2. The gear ring pressure forming fixture according to claim 1, characterized in that: The fixing plate (9) is fixedly connected to the bottom of the pressure beam (6). The interior of the fixing plate (9) is rotatably connected to a bidirectional threaded rod (8) through a bearing. Both ends of the bidirectional threaded rod (8) are threadedly connected to a square key (7). The top of the square key (7) abuts against the pressure beam (6).

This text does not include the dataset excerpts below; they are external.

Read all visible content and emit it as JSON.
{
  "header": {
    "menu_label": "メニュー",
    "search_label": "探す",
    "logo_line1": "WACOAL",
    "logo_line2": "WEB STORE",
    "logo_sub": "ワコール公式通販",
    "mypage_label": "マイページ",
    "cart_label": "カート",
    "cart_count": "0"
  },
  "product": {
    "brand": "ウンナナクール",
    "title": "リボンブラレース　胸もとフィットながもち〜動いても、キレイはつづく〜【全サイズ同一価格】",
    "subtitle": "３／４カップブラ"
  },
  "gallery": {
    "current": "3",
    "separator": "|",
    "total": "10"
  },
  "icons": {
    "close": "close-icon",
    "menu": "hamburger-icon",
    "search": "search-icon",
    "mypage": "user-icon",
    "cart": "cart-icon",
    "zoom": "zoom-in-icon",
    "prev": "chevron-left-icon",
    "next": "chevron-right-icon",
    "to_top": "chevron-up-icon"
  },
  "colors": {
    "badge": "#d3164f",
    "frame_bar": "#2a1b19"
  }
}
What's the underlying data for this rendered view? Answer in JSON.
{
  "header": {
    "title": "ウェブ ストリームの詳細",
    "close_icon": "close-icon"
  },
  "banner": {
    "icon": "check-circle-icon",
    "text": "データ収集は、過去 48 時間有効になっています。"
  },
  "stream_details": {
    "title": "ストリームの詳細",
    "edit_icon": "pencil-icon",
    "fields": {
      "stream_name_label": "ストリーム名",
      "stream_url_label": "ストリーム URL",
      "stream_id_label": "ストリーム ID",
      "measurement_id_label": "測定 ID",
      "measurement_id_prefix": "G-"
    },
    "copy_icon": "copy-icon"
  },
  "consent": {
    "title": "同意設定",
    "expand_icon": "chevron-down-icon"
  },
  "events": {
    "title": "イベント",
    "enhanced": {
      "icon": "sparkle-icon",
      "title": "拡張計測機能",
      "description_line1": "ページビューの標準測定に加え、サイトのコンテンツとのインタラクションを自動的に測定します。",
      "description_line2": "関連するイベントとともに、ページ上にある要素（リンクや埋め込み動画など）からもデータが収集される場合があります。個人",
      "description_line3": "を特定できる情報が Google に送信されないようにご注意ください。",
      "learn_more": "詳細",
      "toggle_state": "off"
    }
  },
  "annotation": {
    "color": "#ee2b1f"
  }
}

3. The gear ring pressure forming fixture according to claim 1, characterized in that: The positioning mechanism includes a handle (10), which is rotatably connected to the inside of the base plate (1) via a bearing. One end of the handle (10) is fixedly connected to a bevel gear a (11), and a bevel gear b (12) meshes with the outer side of the bevel gear a (11). The top of the bevel gear b (12) is fixedly connected to a bevel gear c (13) via a connecting shaft. Multiple sets of bevel gears d (14) mesh with the outer side of the bevel gear c (13), and a threaded sleeve (15) is welded and fixedly connected to one side of each set of bevel gears d (14). The outer side of the threaded sleeve (15) is rotatably connected to the channel steel frame (2) via a bearing. A threaded rod b (16) is threadedly connected inside the threaded sleeve (15). A toggle block (17) is provided at one end of the threaded rod b (16). The outer side of the toggle block (17) is slidably connected to the channel steel frame (2). A telescopic mechanism is provided on one side of the toggle block (17), and a limit mechanism is provided at one end of the handle (10).
4. The gear ring pressure forming fixture according to claim 3, characterized in that: The telescopic mechanism includes a slider (18), which is fixedly connected to the end of the threaded rod b (16). One side of the slider (18) is slidably connected to the actuating block (17). The bottom of the actuating block (17) abuts against a guide plate (19). Both the guide plate (19) and one end of the actuating block (17) are wedge-shaped.
5. The gear ring pressure forming fixture according to claim 3, characterized in that: The limiting mechanism includes a fixing block (20), which is welded and fixed to one side of the base plate (1). A plug rod (21) is slidably connected inside the fixing block (20), and a spring (22) is sleeved on the outside of the plug rod (21). One end of the spring (22) abuts against the fixing block (20).
6. The gear ring pressure forming fixture according to claim 5, characterized in that: The end of the insertion rod (21) away from the handle (10) is fixedly connected to a locking block (23), and the bottom plate (1) has a limiting groove (24) that matches the locking block (23) on the side near the insertion rod (21).